The richest percentage of the world’s population polluted more than twice as much as the world’s poorest half between 1990 and 2015, a recent study claims, according to The Guardian.

A report by Oxfam, a development aid charity, and the Stockholm Environmental Institute have looked at CO2 emissions over 25 years.

During that time, global CO2 emissions increased by 60 percent, but the increase in emissions at the richest percentage was three times greater than at the poorest half.

"The world's carbon budget has been wasted on expanding the consumption of the already rich, rather than improving humanity," says Tim Gore, director of research at Oxfam.

The richest 10 percent of the world’s population was responsible for about 52 percent of the world’s emissions over 25 years.

Internationally, the richest 10 percent in the world include those who earn an estimated $ 35,000 a year, or about $ 29,500.

The richest percent earn more than $ 100,000, or about $ 84,300 a year.

According to Oxfam, it is unfair that the rich of the world are allowed to emit significantly more than those living in poverty.

“The best possible and morally defensible purpose is that all of humanity can live a decent life, but (the carbon budget) has been used to make the rich even richer,” Gore criticized.

Goren highlighted emissions from travel.

According to Gore, rich countries often drive high-emission cars such as SUVs and fly more.

“It’s not about people who go on a family vacation once a year, but people who fly long-haul flights every month - it’s a pretty small group of people,” Gore said.

The BBC on Monday released the result of a recent opinion poll that richer countries are taking a more restrained approach to tackling climate change than poorer countries.

Globescan surveyed people's opinions on climate change in 27 countries.
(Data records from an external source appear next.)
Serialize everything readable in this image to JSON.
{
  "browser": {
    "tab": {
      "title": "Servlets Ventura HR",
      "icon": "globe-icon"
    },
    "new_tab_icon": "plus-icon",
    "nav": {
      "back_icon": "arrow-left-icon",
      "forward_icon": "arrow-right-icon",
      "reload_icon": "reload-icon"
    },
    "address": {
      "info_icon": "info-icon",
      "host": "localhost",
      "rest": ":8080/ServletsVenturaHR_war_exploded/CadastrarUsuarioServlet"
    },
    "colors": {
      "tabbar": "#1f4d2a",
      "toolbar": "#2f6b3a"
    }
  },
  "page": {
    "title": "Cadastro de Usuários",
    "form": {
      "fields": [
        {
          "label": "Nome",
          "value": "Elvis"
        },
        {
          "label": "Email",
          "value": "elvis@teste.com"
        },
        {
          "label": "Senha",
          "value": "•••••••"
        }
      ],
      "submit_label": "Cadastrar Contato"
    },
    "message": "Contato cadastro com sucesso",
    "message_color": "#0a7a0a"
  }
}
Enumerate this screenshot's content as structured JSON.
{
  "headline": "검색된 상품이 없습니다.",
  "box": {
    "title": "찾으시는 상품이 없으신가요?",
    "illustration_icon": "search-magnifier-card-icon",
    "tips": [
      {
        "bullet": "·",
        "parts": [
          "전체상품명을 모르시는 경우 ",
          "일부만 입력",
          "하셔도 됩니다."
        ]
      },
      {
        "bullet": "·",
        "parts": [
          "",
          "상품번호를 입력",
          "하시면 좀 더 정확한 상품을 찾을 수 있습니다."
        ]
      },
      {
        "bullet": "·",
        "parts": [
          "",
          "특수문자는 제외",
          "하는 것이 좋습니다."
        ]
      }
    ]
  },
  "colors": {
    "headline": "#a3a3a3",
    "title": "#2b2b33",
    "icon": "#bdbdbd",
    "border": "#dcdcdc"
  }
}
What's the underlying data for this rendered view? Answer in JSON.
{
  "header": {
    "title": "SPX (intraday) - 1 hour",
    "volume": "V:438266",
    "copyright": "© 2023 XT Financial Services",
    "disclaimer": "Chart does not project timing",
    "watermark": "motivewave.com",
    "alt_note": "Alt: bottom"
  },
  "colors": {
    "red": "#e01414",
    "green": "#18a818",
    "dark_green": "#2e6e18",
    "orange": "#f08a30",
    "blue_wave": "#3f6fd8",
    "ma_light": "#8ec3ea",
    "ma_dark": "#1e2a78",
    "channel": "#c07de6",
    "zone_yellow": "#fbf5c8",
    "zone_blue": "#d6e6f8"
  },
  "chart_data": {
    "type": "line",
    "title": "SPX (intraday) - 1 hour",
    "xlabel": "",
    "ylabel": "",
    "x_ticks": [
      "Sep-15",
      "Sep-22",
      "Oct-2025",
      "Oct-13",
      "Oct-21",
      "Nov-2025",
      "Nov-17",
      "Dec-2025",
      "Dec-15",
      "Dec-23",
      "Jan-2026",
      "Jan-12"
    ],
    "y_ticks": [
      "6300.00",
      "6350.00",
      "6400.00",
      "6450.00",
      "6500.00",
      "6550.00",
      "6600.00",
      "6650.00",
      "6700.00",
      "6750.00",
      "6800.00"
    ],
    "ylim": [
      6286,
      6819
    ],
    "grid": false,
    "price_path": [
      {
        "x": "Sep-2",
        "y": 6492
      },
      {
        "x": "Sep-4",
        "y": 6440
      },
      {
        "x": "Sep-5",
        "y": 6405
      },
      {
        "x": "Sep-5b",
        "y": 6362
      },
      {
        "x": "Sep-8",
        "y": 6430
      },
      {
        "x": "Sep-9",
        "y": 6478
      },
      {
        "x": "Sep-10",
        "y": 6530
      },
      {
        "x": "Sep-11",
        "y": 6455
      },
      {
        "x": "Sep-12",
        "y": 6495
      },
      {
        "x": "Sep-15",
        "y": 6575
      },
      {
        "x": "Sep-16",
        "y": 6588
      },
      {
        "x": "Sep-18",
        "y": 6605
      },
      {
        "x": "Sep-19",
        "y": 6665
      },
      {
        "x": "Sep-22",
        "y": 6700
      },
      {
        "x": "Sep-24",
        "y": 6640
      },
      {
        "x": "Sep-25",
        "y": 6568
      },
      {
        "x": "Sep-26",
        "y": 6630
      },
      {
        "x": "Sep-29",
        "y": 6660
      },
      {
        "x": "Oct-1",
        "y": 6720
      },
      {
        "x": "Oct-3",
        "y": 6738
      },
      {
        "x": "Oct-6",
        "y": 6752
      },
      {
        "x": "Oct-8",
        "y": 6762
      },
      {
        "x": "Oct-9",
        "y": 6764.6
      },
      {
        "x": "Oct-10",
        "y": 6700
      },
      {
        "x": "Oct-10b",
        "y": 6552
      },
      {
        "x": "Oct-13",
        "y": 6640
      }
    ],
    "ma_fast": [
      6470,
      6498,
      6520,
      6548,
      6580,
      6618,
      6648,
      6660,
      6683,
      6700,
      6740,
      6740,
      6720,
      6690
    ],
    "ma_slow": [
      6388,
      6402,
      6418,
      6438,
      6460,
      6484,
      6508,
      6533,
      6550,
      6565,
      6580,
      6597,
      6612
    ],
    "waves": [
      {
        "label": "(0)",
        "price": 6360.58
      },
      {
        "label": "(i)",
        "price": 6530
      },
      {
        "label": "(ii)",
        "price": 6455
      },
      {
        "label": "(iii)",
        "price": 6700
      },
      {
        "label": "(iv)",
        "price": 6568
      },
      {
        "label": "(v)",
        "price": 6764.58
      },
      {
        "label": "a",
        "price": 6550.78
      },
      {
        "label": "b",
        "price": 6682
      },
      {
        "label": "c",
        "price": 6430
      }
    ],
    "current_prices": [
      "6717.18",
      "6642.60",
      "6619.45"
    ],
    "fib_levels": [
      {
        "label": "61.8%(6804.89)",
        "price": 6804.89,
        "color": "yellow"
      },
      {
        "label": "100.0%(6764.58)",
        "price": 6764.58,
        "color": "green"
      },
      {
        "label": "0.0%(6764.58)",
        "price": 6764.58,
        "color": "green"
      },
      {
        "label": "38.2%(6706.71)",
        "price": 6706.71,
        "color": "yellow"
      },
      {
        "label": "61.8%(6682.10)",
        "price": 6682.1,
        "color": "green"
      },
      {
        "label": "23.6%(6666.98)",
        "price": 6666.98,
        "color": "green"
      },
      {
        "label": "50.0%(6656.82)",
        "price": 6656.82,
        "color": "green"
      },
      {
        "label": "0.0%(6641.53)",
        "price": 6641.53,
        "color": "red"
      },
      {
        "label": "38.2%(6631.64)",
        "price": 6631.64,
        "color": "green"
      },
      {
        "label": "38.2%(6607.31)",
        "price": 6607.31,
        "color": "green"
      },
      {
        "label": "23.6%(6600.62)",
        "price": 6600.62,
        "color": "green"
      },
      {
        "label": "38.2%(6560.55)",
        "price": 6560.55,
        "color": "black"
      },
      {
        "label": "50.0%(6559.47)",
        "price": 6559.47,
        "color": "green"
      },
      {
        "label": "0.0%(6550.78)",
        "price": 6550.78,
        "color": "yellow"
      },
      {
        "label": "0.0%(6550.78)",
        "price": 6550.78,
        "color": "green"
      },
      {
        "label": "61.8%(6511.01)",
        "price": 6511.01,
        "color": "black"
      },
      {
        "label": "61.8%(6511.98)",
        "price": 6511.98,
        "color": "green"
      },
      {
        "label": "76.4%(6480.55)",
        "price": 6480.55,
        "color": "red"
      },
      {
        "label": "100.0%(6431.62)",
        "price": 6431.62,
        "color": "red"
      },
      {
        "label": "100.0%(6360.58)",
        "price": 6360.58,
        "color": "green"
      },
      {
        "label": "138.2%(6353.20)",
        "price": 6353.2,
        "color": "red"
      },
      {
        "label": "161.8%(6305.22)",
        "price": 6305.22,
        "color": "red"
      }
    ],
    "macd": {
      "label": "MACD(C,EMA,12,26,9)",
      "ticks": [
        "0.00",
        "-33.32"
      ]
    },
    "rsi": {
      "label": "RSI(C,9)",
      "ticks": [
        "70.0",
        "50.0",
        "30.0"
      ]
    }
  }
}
About 90% of respondents considered climate change to be a very serious or somewhat serious problem.

However, when people were asked whether their home governments should address the problem with the same urgency as the coronavirus pandemic, there were big differences between poorer and richer countries.

In Japan, Sweden, Australia, the United States and the United Kingdom, all less than 45% of respondents were strongly in favor of urgent measures.

In Kenya, Mexico, Argentina, Turkey and Nigeria, the corresponding figure was over 70 per cent.